Delhi University has just concluded its most massive examination exercise to date, a monumental undertaking that tested the limits of its administrative and academic machinery. The historic effort, conducted under the framework of the National Education Policy (NEP), involved assessing a staggering number of students across the varsity's vast network.
Unprecedented Scale of Examination
The University's Examination Branch released data confirming that semester exams were administered to over seven lakh (700,000) students. This colossal operation spanned nearly 90 affiliated colleges and included the substantial student body of the School of Open Learning (SOL). To facilitate this, the university had to prepare approximately 15,000 distinct question papers and mobilise an army of more than 10,000 teachers for invigilation and evaluation duties.

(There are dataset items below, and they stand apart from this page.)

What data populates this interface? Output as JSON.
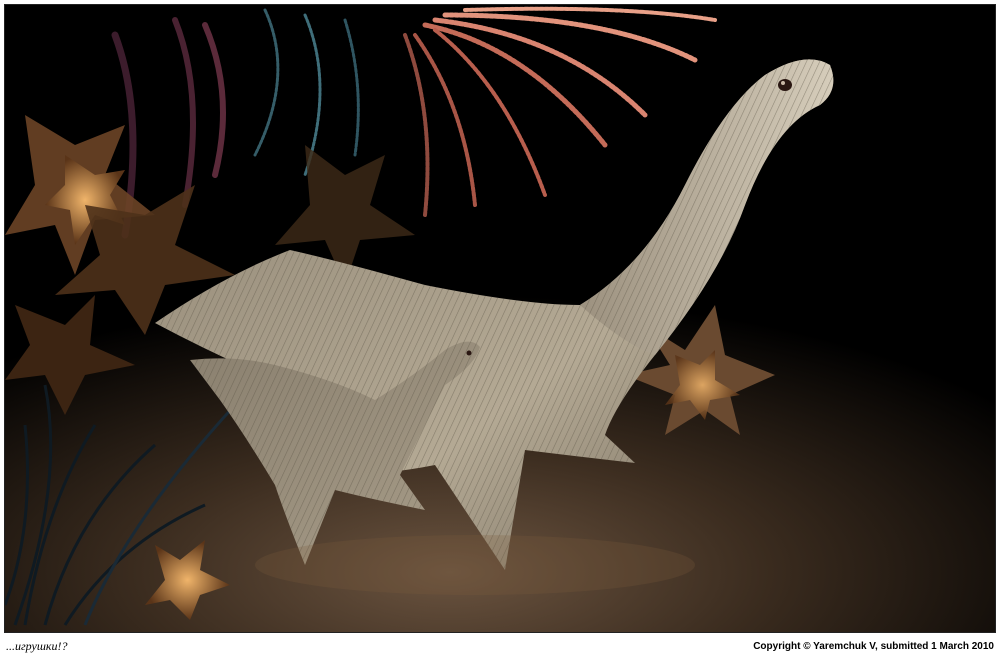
{
  "image": {
    "subject": "render",
    "palette": {
      "background": "#000000",
      "floor": "#5a4632",
      "creature": "#b9ad98",
      "star": "#c88a4a",
      "frond_red": "#d07a66",
      "frond_blue": "#3f6e7a"
    }
  },
  "caption": {
    "title": "...игрушки!?",
    "credit": "Copyright © Yaremchuk V, submitted 1 March 2010"
  }
}
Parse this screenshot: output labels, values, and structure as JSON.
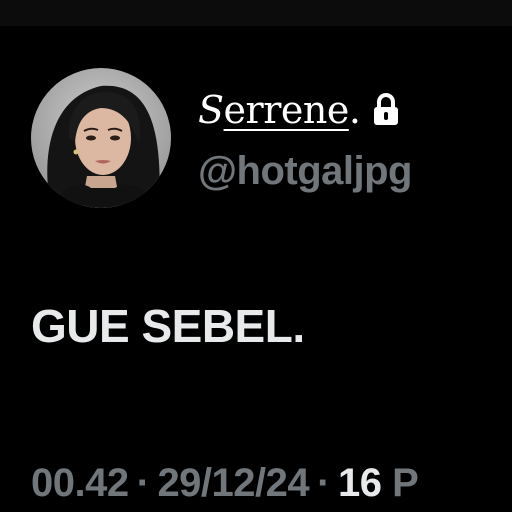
{
  "profile": {
    "display_name_first": "S",
    "display_name_rest": "errene",
    "display_name_end": ".",
    "handle": "@hotgaljpg",
    "protected_icon": "lock-icon"
  },
  "tweet": {
    "text": "GUE SEBEL."
  },
  "meta": {
    "time": "00.42",
    "separator": "·",
    "date": "29/12/24",
    "views_count": "16",
    "views_label_partial": "P"
  },
  "colors": {
    "background": "#000000",
    "primary_text": "#e7e9ea",
    "secondary_text": "#71767b"
  }
}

Multiple Central Evaluation Centres were established across the campus to ensure the assessment process was both timely and transparent. Officials highlighted that the volume of work has seen a consistent upward trend over recent academic sessions, from 2021-22 through to 2025-26. However, the November-December 2025 session broke all previous records.
Record-Breaking Sessions and Single-Day Peaks
The data reveals a sharp escalation in complexity. During the November-December 2025 examination session, the branch managed a record 941 different question papers. This marks a dramatic increase from just 228 papers handled in the same period the previous year, in 2024. Concurrently, the number of students examined in a single session jumped from 69,808 to 86,000 within a year, representing the heaviest workload the branch has ever shouldered.
The pressure on the system was further highlighted by comparing the May-June 2025 and November-December 2025 sessions. Several days witnessed more than 800 papers being conducted, with a single-day peak hitting the 941-paper mark. Managing this required intensive, round-the-clock coordination across every stage: scheduling, secure paper distribution, centralised evaluation, and final result processing.
Dominance of Undergraduate and SOL Candidates
A particularly intense day in December 2025 underscored the scale. On that single day, 2.28 lakh (228,000) DU students appeared for their exams, with undergraduate courses dominating the schedule. An internal status report detailed that 904 unique question papers were administered throughout that 24-hour period.
A significant portion of the candidates came from the School of Open Learning, the university's distance education wing. Of the total examinees that day, 65,413 were SOL undergraduate students, and another 2,002 were from SOL postgraduate programmes. Meanwhile, 1,61,366 students appeared from regular undergraduate colleges. With no regular postgraduate exams held that day, SOL candidates constituted nearly 30 per cent of the total examinees.
This record-breaking examination exercise sets a new benchmark for Delhi University, demonstrating both the expanding reach of higher education in the capital and the significant logistical challenges that come with implementing large-scale policies like the NEP. The successful completion of this cycle is seen as a testament to the university's evolving administrative capabilities.